С невыносимой очевидностью он ощущал, что эта женщина необходима ему и что пропадёт он без неё теперь, когда душа его вся поколеблена. Придётся пьянствовать, гулять, возиться с продажными бабами и всячески обманывать себя, чтобы хоть как-нибудь укрыться от страшного одиночества, вновь и с новою силою идущего на него.
Неподвижно сидя где-нибудь в саду, он размышлял, окованный тоскою.
«Явлюсь к ней и скажу: делай, что хочешь, только не бросай! А она ответит — ничего не хочу».
Становилось страшно. Тогда он вынимал из кармана её письмо, измятое, знакомое ему наизусть, и успокаивался несколько:
«Документ, не отопрётся!»
Как-то раз, после ужина, сидя у себя в комнате под окном, он услыхал в саду звонкий, всегда что-то опровергающий голос Алексея:
— Есть эдакие успокоительные пословицы, вроде припарок на больное место кладут их: «все человечки одной печки», «все беси одной веси», враки это!
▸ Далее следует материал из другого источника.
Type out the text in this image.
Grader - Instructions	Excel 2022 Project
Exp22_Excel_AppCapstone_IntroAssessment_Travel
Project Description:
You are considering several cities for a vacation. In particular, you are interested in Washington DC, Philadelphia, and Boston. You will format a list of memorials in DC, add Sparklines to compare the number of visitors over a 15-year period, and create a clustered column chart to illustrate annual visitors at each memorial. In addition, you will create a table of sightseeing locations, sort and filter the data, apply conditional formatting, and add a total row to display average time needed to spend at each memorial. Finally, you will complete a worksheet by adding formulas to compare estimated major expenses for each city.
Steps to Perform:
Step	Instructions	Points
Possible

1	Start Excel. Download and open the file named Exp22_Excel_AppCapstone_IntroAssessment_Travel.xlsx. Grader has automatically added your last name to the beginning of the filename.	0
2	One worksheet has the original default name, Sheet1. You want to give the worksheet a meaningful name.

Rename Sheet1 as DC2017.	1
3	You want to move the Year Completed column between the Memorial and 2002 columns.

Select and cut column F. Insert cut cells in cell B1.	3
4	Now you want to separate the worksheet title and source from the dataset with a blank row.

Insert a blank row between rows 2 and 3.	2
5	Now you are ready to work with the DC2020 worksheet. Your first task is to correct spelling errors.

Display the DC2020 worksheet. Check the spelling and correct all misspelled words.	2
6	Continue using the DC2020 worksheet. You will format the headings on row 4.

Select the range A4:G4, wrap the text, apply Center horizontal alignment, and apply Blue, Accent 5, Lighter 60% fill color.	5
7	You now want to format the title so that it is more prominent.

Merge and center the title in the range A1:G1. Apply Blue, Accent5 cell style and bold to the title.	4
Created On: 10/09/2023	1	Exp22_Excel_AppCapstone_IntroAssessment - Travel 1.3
Люди — разны, так им и быть надлежит. Вот, Евгенья Петровна, разве она на людей похожа? Как звезда на семишники. А хозяин — похож на купца? Как-кой он купец! Ему под окнами на шарманке играть.
«Почему это — на шарманке?» — не обижаясь, усмехнулся Кожемякин.
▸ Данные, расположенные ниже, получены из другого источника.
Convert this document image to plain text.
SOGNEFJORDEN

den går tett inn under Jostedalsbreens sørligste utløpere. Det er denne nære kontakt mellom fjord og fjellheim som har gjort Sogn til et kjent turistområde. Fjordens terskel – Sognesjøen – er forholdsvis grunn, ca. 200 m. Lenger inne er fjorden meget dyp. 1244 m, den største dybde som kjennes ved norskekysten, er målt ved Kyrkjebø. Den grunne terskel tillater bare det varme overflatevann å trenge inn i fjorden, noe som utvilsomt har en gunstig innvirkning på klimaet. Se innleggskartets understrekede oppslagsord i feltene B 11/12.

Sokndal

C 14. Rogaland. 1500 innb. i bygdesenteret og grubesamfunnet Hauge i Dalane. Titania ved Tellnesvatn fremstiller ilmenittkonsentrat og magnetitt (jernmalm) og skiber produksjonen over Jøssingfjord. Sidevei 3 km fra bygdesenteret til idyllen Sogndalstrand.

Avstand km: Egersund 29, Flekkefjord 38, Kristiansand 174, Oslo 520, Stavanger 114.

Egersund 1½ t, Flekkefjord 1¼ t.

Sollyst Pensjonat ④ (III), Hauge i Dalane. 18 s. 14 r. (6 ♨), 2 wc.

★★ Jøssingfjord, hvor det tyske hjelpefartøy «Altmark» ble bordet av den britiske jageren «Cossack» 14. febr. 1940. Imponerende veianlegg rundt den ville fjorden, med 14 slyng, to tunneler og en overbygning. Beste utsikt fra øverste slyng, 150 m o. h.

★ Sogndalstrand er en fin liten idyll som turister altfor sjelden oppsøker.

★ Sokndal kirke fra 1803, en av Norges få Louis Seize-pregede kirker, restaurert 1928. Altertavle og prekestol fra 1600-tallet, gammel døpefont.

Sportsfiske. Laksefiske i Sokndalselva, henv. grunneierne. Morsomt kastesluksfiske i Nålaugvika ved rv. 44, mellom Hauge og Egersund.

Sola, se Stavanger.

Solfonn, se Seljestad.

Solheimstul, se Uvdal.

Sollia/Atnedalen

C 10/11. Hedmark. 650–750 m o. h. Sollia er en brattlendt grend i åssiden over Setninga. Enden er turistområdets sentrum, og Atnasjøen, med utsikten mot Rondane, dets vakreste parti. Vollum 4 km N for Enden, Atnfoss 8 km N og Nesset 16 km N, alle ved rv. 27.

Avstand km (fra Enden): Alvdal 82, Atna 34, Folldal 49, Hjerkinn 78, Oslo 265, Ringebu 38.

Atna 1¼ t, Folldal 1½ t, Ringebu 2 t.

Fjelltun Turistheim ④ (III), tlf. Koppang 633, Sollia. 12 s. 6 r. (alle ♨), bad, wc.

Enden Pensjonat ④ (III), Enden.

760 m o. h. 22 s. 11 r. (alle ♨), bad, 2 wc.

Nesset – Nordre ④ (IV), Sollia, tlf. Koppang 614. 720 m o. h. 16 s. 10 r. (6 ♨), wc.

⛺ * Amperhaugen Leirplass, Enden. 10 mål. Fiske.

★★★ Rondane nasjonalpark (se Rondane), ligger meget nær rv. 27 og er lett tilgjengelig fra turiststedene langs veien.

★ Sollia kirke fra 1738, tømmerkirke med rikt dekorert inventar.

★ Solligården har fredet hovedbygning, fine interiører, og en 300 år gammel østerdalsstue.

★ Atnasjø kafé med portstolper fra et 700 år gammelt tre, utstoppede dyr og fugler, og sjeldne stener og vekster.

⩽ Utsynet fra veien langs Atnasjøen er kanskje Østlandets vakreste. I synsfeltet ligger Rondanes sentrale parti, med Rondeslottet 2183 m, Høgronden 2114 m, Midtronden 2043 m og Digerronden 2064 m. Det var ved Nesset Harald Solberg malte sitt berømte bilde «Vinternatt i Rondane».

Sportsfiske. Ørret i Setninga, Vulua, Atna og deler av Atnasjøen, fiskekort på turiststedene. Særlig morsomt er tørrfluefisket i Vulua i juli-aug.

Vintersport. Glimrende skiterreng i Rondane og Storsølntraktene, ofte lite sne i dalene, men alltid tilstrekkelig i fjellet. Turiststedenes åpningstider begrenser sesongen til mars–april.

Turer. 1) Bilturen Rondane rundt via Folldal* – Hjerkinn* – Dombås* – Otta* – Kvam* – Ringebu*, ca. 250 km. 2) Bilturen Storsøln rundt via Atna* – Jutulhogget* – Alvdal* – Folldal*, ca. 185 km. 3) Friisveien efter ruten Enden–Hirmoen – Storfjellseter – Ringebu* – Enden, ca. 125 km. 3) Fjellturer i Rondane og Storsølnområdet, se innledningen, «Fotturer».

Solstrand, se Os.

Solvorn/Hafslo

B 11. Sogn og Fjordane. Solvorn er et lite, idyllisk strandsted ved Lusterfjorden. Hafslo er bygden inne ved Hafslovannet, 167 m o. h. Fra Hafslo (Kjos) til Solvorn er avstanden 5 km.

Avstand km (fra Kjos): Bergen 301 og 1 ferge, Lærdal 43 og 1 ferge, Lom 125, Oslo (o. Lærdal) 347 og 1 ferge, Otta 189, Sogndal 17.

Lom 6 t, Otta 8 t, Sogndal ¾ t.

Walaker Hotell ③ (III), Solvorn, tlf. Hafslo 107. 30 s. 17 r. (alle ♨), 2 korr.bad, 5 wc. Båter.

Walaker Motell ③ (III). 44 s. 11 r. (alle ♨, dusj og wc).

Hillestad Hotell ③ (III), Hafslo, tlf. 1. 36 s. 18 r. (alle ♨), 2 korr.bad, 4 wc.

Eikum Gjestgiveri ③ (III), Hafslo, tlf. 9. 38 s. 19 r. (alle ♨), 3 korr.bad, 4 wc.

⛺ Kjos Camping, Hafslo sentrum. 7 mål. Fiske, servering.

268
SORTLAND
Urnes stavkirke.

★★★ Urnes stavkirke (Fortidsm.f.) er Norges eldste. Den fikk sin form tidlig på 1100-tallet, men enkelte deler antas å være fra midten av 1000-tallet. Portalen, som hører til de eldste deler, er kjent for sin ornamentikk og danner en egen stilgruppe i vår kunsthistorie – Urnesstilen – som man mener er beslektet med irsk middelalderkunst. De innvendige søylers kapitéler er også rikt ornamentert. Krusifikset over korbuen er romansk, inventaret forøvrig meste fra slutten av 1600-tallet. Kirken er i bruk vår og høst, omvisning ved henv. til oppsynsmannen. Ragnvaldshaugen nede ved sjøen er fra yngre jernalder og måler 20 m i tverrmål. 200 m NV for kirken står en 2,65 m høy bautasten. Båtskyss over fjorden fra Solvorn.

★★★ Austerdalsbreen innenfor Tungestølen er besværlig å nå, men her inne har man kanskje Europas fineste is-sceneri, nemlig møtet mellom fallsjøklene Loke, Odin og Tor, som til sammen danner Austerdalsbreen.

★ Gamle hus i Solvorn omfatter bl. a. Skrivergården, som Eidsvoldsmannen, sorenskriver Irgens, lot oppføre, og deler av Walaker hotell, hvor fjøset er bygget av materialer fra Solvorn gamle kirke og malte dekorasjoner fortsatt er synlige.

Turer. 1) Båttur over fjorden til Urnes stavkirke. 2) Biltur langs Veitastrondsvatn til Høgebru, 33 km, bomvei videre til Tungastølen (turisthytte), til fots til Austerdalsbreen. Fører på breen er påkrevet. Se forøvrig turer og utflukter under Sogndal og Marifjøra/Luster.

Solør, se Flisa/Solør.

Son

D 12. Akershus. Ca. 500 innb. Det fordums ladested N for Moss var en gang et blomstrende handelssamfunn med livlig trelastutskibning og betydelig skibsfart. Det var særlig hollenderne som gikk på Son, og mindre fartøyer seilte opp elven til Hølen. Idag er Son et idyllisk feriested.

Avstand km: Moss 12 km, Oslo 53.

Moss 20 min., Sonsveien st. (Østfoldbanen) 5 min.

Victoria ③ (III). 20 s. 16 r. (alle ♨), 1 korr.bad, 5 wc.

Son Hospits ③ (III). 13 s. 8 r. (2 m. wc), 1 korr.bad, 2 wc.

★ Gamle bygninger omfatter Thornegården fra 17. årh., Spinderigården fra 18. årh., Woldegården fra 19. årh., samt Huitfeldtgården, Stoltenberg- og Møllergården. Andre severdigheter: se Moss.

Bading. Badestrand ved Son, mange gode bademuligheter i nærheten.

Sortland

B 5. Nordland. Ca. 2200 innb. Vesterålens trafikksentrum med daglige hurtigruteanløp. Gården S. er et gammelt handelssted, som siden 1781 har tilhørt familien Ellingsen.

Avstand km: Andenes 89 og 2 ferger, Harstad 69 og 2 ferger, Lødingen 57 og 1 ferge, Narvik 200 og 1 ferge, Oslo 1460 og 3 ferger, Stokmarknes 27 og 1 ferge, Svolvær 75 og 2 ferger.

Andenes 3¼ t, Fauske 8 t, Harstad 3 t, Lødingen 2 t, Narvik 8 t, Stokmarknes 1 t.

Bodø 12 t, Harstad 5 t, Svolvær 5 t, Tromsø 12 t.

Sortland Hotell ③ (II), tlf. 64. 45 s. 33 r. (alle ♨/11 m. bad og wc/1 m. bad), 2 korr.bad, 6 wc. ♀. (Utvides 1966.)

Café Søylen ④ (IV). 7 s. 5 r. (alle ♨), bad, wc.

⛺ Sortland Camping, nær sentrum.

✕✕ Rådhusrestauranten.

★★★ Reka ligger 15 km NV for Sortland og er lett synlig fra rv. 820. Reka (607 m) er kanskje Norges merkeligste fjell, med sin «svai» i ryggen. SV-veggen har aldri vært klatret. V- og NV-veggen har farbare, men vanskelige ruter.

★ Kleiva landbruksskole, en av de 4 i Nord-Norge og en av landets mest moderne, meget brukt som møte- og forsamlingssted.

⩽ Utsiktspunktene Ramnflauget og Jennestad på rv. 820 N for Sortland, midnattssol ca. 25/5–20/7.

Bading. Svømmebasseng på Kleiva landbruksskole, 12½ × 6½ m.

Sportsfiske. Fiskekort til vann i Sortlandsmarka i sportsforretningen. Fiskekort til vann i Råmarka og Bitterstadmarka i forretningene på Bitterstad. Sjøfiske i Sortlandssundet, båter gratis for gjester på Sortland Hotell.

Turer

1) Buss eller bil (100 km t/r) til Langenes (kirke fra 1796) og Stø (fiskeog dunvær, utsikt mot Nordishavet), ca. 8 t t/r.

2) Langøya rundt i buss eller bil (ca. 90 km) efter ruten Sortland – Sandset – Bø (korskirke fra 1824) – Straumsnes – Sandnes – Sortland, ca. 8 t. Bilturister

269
— А я на что похож? Не-ет, началась расслойка людям, и теперь у каждого должен быть свой разбег. Вот я, в городе Вологде, в сумасшедшем доме служил, так доктор — умнейший господин! — сказывал мне: всё больше год от году сходит людей с ума. Это значит — начали думать! Это с непривычки сходят с ума, — не привыкши кульё на пристанях носить, обязательно надорвёшься и грыжу получишь, как вот я, — так и тут — надрывается душа с непривычки думать!
— В городе говорят, — сказала Наталья, — чернокнижием будто многие стали заниматься. Только Евгенья Петровна смеётся — пустяки, дескать, это чернокнижие…
— Лексей! — позвал Кожемякин, высунувшись из окна.
И, когда косой человек подошёл к окну, он, не сердясь, спросил его:
— Это ты почему про шарманку?
Глаза дворника метнулись к ушам, он развёл руками и, видимо, не очень смутясь, ответил:
— Так это, извините, к слову пришлось. Виноват, конечно!
Матвей усмехнулся.
— Да я — ничего. Ты — в своих мыслях волен, я — в своих. А о чём речь шла?
— Про госпожу Мансурову, — неохотно ответил Алексей. И, снова блеснув глазами, продолжал, откровенно и доверчиво: — Насчёт русского народа вообще, как — по моему умозрению — все люди находятся не на своём месте и неправильно понимают себя. Ему по природе души целовальником быть, а он, неизвестно с какой причины, в монахи лезет — это я про дядю своего. Или вдруг хороший человек начинает пьянствовать до потери своего образа. А в Пензе служил я у судьи — оказалось, он смешные стихи сочиняет. Судья, ведь это кто? Я к нему попал — он мне жизнь переломить сразу может, а он смешные стихи похабного сорта производит! Это не соответствует серьёзной обязанности. И очень много примеров. Про вас подумалось: купец, а нажиму нет у вас, живёте тоже несоответственно званию — один, ото всего в стороне. Купец — вообще… должен, например, иметь детей достаточно! Извините…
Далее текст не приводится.